Mr Feasey bent down to examine the dog. The other man looked up at the sky.
‘Take him away,’ Mr Feasey said.
The man looked down quick and stopped scratching.
‘Go on, take him away.’
‘Listen, Mr Feasey,’ the man said, lisping slightly through his long teeth. ‘Now don’t talk so bloody silly, please.’
‘Go on and beat it, Larry, and stop wasting my time. You know as well as I do the Soldier’s got two white toes on his off fore.’
‘Now look, Mr Feasey,’ the man said. ‘You ain’t even seen Soldier for six months at least.’
‘Come on now, Larry, and beat it. I haven’t got time arguing with you.’ Mr Feasey didn’t appear the least angry. ‘Next,’ he said.
I saw Claud step forward leading Jackie. The large bovine face was fixed and wooden, the eyes staring at something about a yard above Mr Feasey’s head, and he was holding the leash so tight his knuckles were like a row of little white onions. I knew just how he was feeling. I felt the same way myself at that moment, and it was even worse when Mr Feasey suddenly started laughing.
‘Hey!’ he cried. ‘Here’s the Black Panther. Here’s the champion.’
‘That’s right, Mr Feasey,’ Claud said.
‘Well, I’ll tell you,’ Mr Feasey said, still grinning. ‘You can take him right back home where he come from. I don’t want him.’
‘But look here, Mr Feasey …’
‘Six or eight times at least I’ve run him for you now and that’s enough. Look – why don’t you shoot him and have done with it?’
‘Now, listen, Mr Feasey, please.
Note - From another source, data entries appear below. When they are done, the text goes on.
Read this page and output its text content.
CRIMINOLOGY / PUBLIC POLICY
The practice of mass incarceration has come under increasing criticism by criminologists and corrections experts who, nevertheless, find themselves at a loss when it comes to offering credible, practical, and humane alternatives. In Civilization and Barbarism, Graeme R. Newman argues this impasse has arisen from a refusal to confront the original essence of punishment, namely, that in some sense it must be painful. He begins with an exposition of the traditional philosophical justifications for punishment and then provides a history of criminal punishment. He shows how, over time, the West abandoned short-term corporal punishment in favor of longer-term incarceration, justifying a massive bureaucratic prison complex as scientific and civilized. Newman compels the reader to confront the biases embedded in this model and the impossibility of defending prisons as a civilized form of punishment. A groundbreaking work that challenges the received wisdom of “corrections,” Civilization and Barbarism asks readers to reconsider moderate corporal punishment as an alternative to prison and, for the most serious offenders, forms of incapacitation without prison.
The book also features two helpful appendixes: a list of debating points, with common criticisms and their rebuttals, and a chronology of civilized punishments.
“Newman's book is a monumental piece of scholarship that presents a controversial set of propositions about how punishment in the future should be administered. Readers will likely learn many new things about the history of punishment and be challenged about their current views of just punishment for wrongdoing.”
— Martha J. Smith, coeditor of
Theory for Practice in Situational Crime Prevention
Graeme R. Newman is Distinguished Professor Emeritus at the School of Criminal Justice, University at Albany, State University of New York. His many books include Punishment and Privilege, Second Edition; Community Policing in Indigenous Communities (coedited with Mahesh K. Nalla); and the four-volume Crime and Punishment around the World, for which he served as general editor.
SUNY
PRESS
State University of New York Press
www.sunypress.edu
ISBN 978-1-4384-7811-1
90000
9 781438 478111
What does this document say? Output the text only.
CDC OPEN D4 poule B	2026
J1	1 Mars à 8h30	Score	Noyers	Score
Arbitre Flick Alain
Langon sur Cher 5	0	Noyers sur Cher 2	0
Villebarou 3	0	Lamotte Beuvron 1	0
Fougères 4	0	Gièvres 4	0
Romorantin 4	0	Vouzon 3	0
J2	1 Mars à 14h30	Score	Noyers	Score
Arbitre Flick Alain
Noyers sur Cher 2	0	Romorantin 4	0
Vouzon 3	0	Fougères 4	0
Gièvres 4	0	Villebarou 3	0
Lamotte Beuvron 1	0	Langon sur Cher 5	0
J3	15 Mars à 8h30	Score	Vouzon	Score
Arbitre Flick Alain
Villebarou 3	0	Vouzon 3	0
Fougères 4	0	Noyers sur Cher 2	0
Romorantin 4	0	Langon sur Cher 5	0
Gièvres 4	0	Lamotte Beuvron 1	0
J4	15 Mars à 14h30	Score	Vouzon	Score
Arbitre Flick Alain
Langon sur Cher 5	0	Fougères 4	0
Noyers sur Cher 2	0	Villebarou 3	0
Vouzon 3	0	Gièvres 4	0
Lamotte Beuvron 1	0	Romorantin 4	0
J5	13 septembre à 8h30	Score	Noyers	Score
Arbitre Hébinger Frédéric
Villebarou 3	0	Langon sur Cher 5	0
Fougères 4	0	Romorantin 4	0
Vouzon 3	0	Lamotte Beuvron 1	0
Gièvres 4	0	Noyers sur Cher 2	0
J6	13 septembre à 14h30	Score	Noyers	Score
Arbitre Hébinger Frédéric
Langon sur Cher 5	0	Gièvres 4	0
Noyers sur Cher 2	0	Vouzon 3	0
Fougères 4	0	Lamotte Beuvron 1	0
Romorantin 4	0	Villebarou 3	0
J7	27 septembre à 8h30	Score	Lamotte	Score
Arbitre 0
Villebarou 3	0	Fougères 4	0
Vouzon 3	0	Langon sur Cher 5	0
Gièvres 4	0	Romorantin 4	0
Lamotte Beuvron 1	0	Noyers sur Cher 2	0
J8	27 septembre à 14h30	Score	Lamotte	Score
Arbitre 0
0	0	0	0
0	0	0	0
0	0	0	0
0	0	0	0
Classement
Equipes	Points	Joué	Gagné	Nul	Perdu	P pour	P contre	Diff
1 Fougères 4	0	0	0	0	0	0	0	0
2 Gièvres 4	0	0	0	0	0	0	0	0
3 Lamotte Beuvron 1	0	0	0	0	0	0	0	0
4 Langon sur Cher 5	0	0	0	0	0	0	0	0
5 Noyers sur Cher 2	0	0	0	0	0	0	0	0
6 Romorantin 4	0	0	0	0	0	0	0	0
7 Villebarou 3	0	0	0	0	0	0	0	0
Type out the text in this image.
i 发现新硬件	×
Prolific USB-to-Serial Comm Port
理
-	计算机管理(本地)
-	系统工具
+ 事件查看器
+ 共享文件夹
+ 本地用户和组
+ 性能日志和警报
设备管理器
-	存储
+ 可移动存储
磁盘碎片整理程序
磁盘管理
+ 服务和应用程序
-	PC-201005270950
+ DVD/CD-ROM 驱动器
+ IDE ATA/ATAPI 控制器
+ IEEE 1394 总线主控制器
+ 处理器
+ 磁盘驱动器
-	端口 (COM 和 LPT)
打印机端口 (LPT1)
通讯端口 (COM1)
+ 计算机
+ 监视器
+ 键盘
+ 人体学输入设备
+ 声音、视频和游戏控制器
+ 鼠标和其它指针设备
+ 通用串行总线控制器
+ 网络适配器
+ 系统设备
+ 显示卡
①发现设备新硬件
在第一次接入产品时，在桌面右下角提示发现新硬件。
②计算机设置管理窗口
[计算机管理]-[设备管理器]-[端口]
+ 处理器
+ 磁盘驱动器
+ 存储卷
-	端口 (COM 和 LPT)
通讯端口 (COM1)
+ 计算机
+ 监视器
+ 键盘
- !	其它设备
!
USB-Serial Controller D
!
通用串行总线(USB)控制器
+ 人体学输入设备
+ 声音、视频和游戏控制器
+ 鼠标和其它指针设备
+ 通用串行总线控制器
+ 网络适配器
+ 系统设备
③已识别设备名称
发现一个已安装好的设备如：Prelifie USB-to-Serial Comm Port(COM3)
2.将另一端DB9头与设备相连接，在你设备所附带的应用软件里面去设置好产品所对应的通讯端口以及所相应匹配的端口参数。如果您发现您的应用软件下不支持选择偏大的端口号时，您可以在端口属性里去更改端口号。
Just once more and I’ll never ask you again.’
‘Not even once! I got more dogs than I can handle here today. There’s no room for crabs like that.’
I thought Claud was going to cry.
‘Now honest, Mr Feasey,’ he said. ‘I been up at six every morning this past two weeks giving him roadwork and massage and buying him beefsteaks, and believe me he’s a different dog absolutely than what he was last time he run.’
The words ‘different dog’ caused Mr Feasey to jump like he’d been pricked with a hatpin. ‘What’s that!’ he cried. ‘Different dog!’
I’ll say this for Claud, he kept his head. ‘See here, Mr Feasey,’ he said. ‘I’ll thank you not to go implying things to me. You know very well I didn’t mean that.’
‘All right, all right. But just the same, you can take him away. There’s no sense running dogs as slow as him. Take him home now, will you please, and don’t hold up the whole meeting.’
I was watching Claud. Claud was watching Mr Feasey. Mr Feasey was looking round for the next dog to enter up. Under his brown tweedy jacket he wore a yellow pullover, and this streak of yellow on his breast and his thin gaitered legs and the way he jerked his head from side to side made him seem like some sort of a little perky bird – a goldfinch, perhaps.
Claud took a step forward. His face was beginning to purple slightly with the outrage of it all and I could see his Adam’s apple moving up and down as he swallowed.